Of course, these are extremes, but it could be seen that opening up the framework a bit wider gave room for individual actions. That's when we said that this is where we should stop. We had acquired a lot of valuable methods and knowledge of agility, but LogiNet at that time could not evolve in one step and we could not take away the flexibility of the system to adapt to projects and environments. This is how we created our own hybrid solution from the waterfall and agile methodology elements we had previously used and newly learned.
The basic principles of the hybrid methodology were:
  • The scope must be split into several iterations
  • The iterations should deliver results that are easy to understand and verify by the user
  • The length of the iterations should be 2-4 weeks (they can be longer at the beginning, but at the end of the project, 2 weeks iterations should be the target)
  • Team members need to talk to each other, which is enforced by organised forums: there is a daily standup, which can exceptionally be held every 2 days, or a retrospective, where we try to learn from our experiences with little constraints under the guidance of the project manager.
  • Depending on the length of the iterations, we hold a demo for our client every 1-2 sprints
These have started to solve our biggest problems: we get feedback from our customers quickly, on a monthly basis, on whether what we are doing is good. Of course, this introduced new problems: for example, we didn't only have to modify or improve features at the end of the project, but even after the first half of the development phase. It was a new experience for the team, but it also started to move our testing processes in a better direction, for example.
The demos for the customer were good feedback points and fitted very nicely with our idea of getting value for our work not only at the end of a long development process, but even during it.

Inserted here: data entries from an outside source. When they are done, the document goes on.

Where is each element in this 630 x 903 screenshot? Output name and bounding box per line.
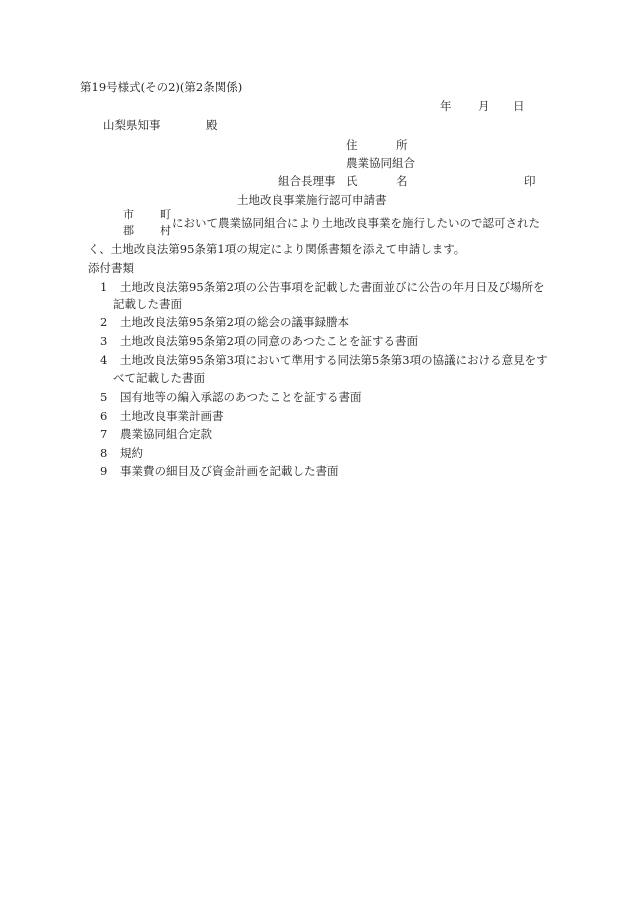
item-text: 土地改良法第95条第3項において準用する同法第5条第3項の協議における意見をす xyxy=(120,353,548,367)
document-title: 土地改良事業施行認可申請書 xyxy=(237,193,387,207)
item-text: 土地改良法第95条第2項の同意のあつたことを証する書面 xyxy=(120,334,418,348)
date-month: 月 xyxy=(478,99,490,113)
item-text-continued: 記載した書面 xyxy=(113,297,182,311)
item-number: 4 xyxy=(100,353,108,367)
item-number: 3 xyxy=(100,334,108,348)
item-number: 5 xyxy=(100,390,108,404)
seal-mark: 印 xyxy=(524,174,536,188)
body-village: 村 xyxy=(160,224,171,237)
address-label-1: 住 xyxy=(346,138,358,152)
addressee-name: 山梨県知事 xyxy=(103,118,161,132)
body-line-2: く、土地改良法第95条第1項の規定により関係書類を添えて申請します。 xyxy=(88,242,466,256)
item-text: 規約 xyxy=(120,446,143,460)
date-day: 日 xyxy=(513,99,525,113)
attachments-heading: 添付書類 xyxy=(88,261,134,275)
item-text: 土地改良法第95条第2項の公告事項を記載した書面並びに公告の年月日及び場所を xyxy=(120,280,545,294)
body-city: 市 xyxy=(123,208,134,221)
address-label-2: 所 xyxy=(396,138,408,152)
item-text: 土地改良法第95条第2項の総会の議事録謄本 xyxy=(120,315,349,329)
date-year: 年 xyxy=(440,99,452,113)
body-town: 町 xyxy=(160,208,171,221)
form-id: 第19号様式(その2)(第2条関係) xyxy=(80,80,243,94)
name-label-1: 氏 xyxy=(346,174,358,188)
item-number: 6 xyxy=(100,409,108,423)
item-text: 国有地等の編入承認のあつたことを証する書面 xyxy=(120,390,362,404)
item-text: 事業費の細目及び資金計画を記載した書面 xyxy=(120,464,339,478)
item-text: 土地改良事業計画書 xyxy=(120,409,224,423)
item-number: 1 xyxy=(100,280,108,294)
item-number: 7 xyxy=(100,427,108,441)
item-number: 2 xyxy=(100,315,108,329)
item-text: 農業協同組合定款 xyxy=(120,427,212,441)
item-number: 8 xyxy=(100,446,108,460)
applicant-role: 組合長理事 xyxy=(278,174,336,188)
body-county: 郡 xyxy=(123,224,134,237)
applicant-org: 農業協同組合 xyxy=(346,156,415,170)
item-number: 9 xyxy=(100,464,108,478)
name-label-2: 名 xyxy=(396,174,408,188)
item-text-continued: べて記載した書面 xyxy=(113,371,205,385)
addressee-honorific: 殿 xyxy=(206,118,218,132)
body-line-1: において農業協同組合により土地改良事業を施行したいので認可された xyxy=(172,216,540,230)
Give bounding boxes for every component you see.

Software development methodologies: the challenges of today
It's been a few years since we laid the foundations for our own hybrid methodology. We've gained a lot of experience with it, but we still feel that it's the one that works really well for us. Of course, we are constantly refining it here and there. In fact, for some clients it gets an extra agile backbone and looks more like agility than a hybrid methodology. Sometimes, of course, we still fall back on the old, classic waterfall methodology for smaller tasks or internal pilot projects. If chosen with due care, it can still work.
So overall, we can say that internal implementation projects in LogiNet always start from our own hybrid methodology, but after getting to know the project and the circumstances better, we still don't rule out that a task should be done in the classic way or shift significantly towards an agile development methodology. We always try to adapt to the project, the scope, the customer and in general to the circumstances that surround the software development task at that moment.